Real Estate

The mortgage rules that could be loosened

Propertywire speaks to Ray Boulger, senior technical manager of John Charcol, on the mortgage rules the Financial Conduct Authority and the Bank of England could end up loosening or scrapping altogether, something that’s currently being explored by the regulators.

He reckoned there could be changes to lenders’ income multiple limits and capital requirements, which would encourage lending to those with small deposits.

Meanwhile mortgage stress tests could stop being pegged to standard variable rates which are rarely used, as that can restrict mortgage choice for borrowers.

Income multiple limit

Ray Boulger thinks the first rule on the chopping block is the requirement that no more than 15% of a lender’s mortgage book can be to borrowers with a loan-to-income ratio of 4.5 times.

He said: “That clearly is a constraint for a lot of lenders, and bearing in mind that the interest rate risk is lower for borrowers with a longer-term deal than short-term fix the logic of imposing a limit across the market is clearly non-existent.

“I would be surprised if that’s not one of the first rules to go.”

In 2022 the Bank of England scrapped a mortgage stress test at 3% above the revert-to-rate (standard variable rate), so it has history in loosening previously tight rules.

Capital requirements

The second rule Boulger expects to change is the amount of capital (cash reserves) lenders are required to hold when lending to people with a small deposit.

Like the income multiple limit, the rules make it harder for lenders to cater to first-time buyers.

Boulger said: “The amount of capital required for high LTV lending is disproportionately high compare to low LTV lending.

“If lenders don’t have to set aside such capital the cost of the lending goes down, so the mortgage becomes cheaper.”

If the rules were changed the cost of finance would likely narrow between those borrowing with a small and large deposit.

Mortgage stress tests

As it stands Financial Conduct Authority rules state that lenders have to stress test at the revert rate (standard variable) plus 1%, except for fixed rates over five years.

Boulger said: “That means stress testing is done at well over 8%, even though people in the main are going to be paying around 5.5%.
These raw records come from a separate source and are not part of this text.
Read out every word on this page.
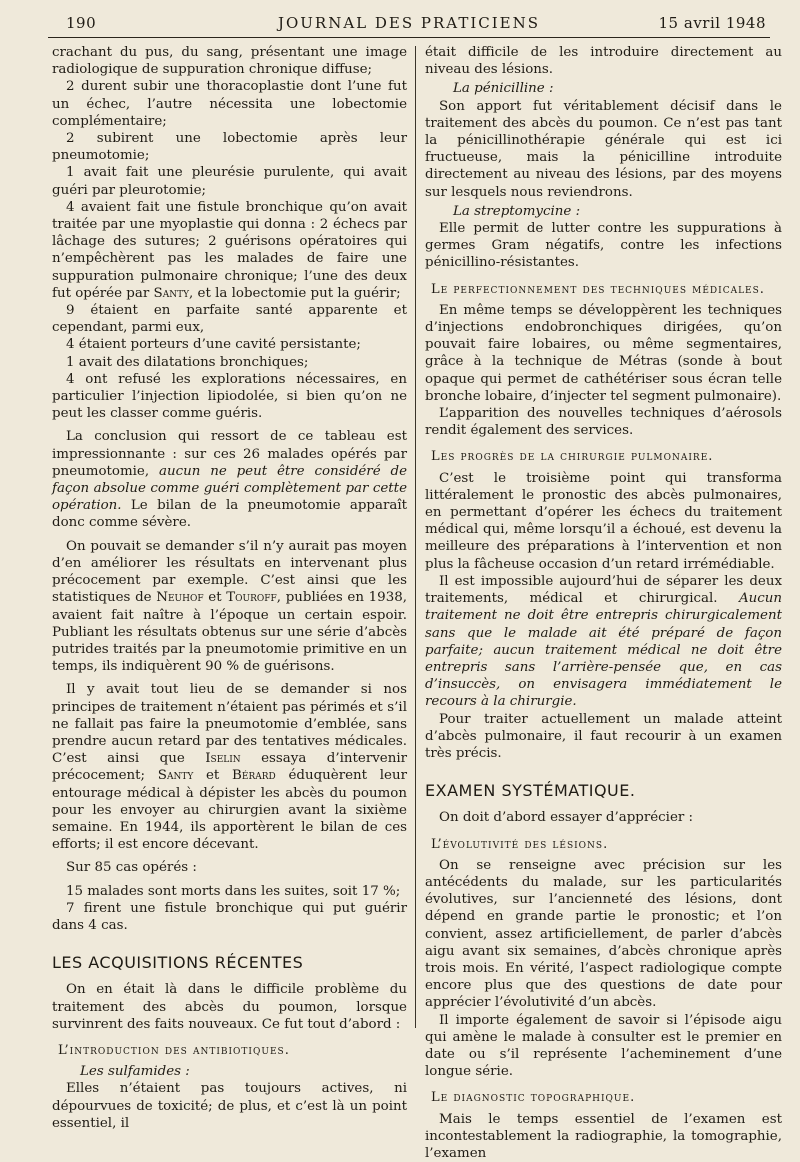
190	JOURNAL DES PRATICIENS	15 avril 1948

crachant du pus, du sang, présentant une image radiologique de suppuration chronique diffuse;

2 durent subir une thoracoplastie dont l’une fut un échec, l’autre nécessita une lobectomie complémentaire;

2 subirent une lobectomie après leur pneumotomie;

1 avait fait une pleurésie purulente, qui avait guéri par pleurotomie;

4 avaient fait une fistule bronchique qu’on avait traitée par une myoplastie qui donna : 2 échecs par lâchage des sutures; 2 guérisons opératoires qui n’empêchèrent pas les malades de faire une suppuration pulmonaire chronique; l’une des deux fut opérée par Santy, et la lobectomie put la guérir;

9 étaient en parfaite santé apparente et cependant, parmi eux,

4 étaient porteurs d’une cavité persistante;

1 avait des dilatations bronchiques;

4 ont refusé les explorations nécessaires, en particulier l’injection lipiodolée, si bien qu’on ne peut les classer comme guéris.

La conclusion qui ressort de ce tableau est impressionnante : sur ces 26 malades opérés par pneumotomie, aucun ne peut être considéré de façon absolue comme guéri complètement par cette opération. Le bilan de la pneumotomie apparaît donc comme sévère.

On pouvait se demander s’il n’y aurait pas moyen d’en améliorer les résultats en intervenant plus précocement par exemple. C’est ainsi que les statistiques de Neuhof et Touroff, publiées en 1938, avaient fait naître à l’époque un certain espoir. Publiant les résultats obtenus sur une série d’abcès putrides traités par la pneumotomie primitive en un temps, ils indiquèrent 90 % de guérisons.

Il y avait tout lieu de se demander si nos principes de traitement n’étaient pas périmés et s’il ne fallait pas faire la pneumotomie d’emblée, sans prendre aucun retard par des tentatives médicales. C’est ainsi que Iselin essaya d’intervenir précocement; Santy et Bérard éduquèrent leur entourage médical à dépister les abcès du poumon pour les envoyer au chirurgien avant la sixième semaine. En 1944, ils apportèrent le bilan de ces efforts; il est encore décevant.

Sur 85 cas opérés :

15 malades sont morts dans les suites, soit 17 %;

7 firent une fistule bronchique qui put guérir dans 4 cas.

LES ACQUISITIONS RÉCENTES

On en était là dans le difficile problème du traitement des abcès du poumon, lorsque survinrent des faits nouveaux. Ce fut tout d’abord :

L’introduction des antibiotiques.

Les sulfamides :

Elles n’étaient pas toujours actives, ni dépourvues de toxicité; de plus, et c’est là un point essentiel, il

était difficile de les introduire directement au niveau des lésions.

La pénicilline :

Son apport fut véritablement décisif dans le traitement des abcès du poumon. Ce n’est pas tant la pénicillinothérapie générale qui est ici fructueuse, mais la pénicilline introduite directement au niveau des lésions, par des moyens sur lesquels nous reviendrons.

La streptomycine :

Elle permit de lutter contre les suppurations à germes Gram négatifs, contre les infections pénicillino-résistantes.

Le perfectionnement des techniques médicales.

En même temps se développèrent les techniques d’injections endobronchiques dirigées, qu’on pouvait faire lobaires, ou même segmentaires, grâce à la technique de Métras (sonde à bout opaque qui permet de cathétériser sous écran telle bronche lobaire, d’injecter tel segment pulmonaire).

L’apparition des nouvelles techniques d’aérosols rendit également des services.

Les progrès de la chirurgie pulmonaire.

C’est le troisième point qui transforma littéralement le pronostic des abcès pulmonaires, en permettant d’opérer les échecs du traitement médical qui, même lorsqu’il a échoué, est devenu la meilleure des préparations à l’intervention et non plus la fâcheuse occasion d’un retard irrémédiable.

Il est impossible aujourd’hui de séparer les deux traitements, médical et chirurgical. Aucun traitement ne doit être entrepris chirurgicalement sans que le malade ait été préparé de façon parfaite; aucun traitement médical ne doit être entrepris sans l’arrière-pensée que, en cas d’insuccès, on envisagera immédiatement le recours à la chirurgie.

Pour traiter actuellement un malade atteint d’abcès pulmonaire, il faut recourir à un examen très précis.

EXAMEN SYSTÉMATIQUE.

On doit d’abord essayer d’apprécier :

L’évolutivité des lésions.

On se renseigne avec précision sur les antécédents du malade, sur les particularités évolutives, sur l’ancienneté des lésions, dont dépend en grande partie le pronostic; et l’on convient, assez artificiellement, de parler d’abcès aigu avant six semaines, d’abcès chronique après trois mois. En vérité, l’aspect radiologique compte encore plus que des questions de date pour apprécier l’évolutivité d’un abcès.

Il importe également de savoir si l’épisode aigu qui amène le malade à consulter est le premier en date ou s’il représente l’acheminement d’une longue série.

Le diagnostic topographique.

Mais le temps essentiel de l’examen est incontestablement la radiographie, la tomographie, l’examen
“20-30 years ago it was normal for deals to stay on a standard variable rate, but these days most people are going to do a product transfer or switch their mortgage.

“Using a standard variable rate on affordability is well out of date.”

As it stands mortgage lenders are incentivised to push borrowers onto a 5-year fixed rate, which is unhelpful for those wanting a short-term deal.

He went on to clarify that lenders would still need to be responsible, as a shorter-term lending is still riskier than long-term.

Bougler added: “Changing that rule would provide more competition in the market, as lenders could decide on their risk appetite.

“For a 2-year fix you need to build in a margin, but currently the margin is much higher than interest rates could realistically go.”

Rental income

Finally there’s talk of taking a tenant’s rental history into account when taking out a mortgage.

Currently such a product is available from Skipton Building Society, though it’s limited to 5-year fixed rates to avoid the afore mentioned stress test rules.

Boulger said: “If the rules could be clarified so more lenders can take rental income into account then that would be helpful.

“There’s no rule saying they can’t take rental payments into account, but a lot of lenders are reluctant to do that.”

It’s not uncommon for the average proportion of income spent on rent to be well in excess of a mortgage.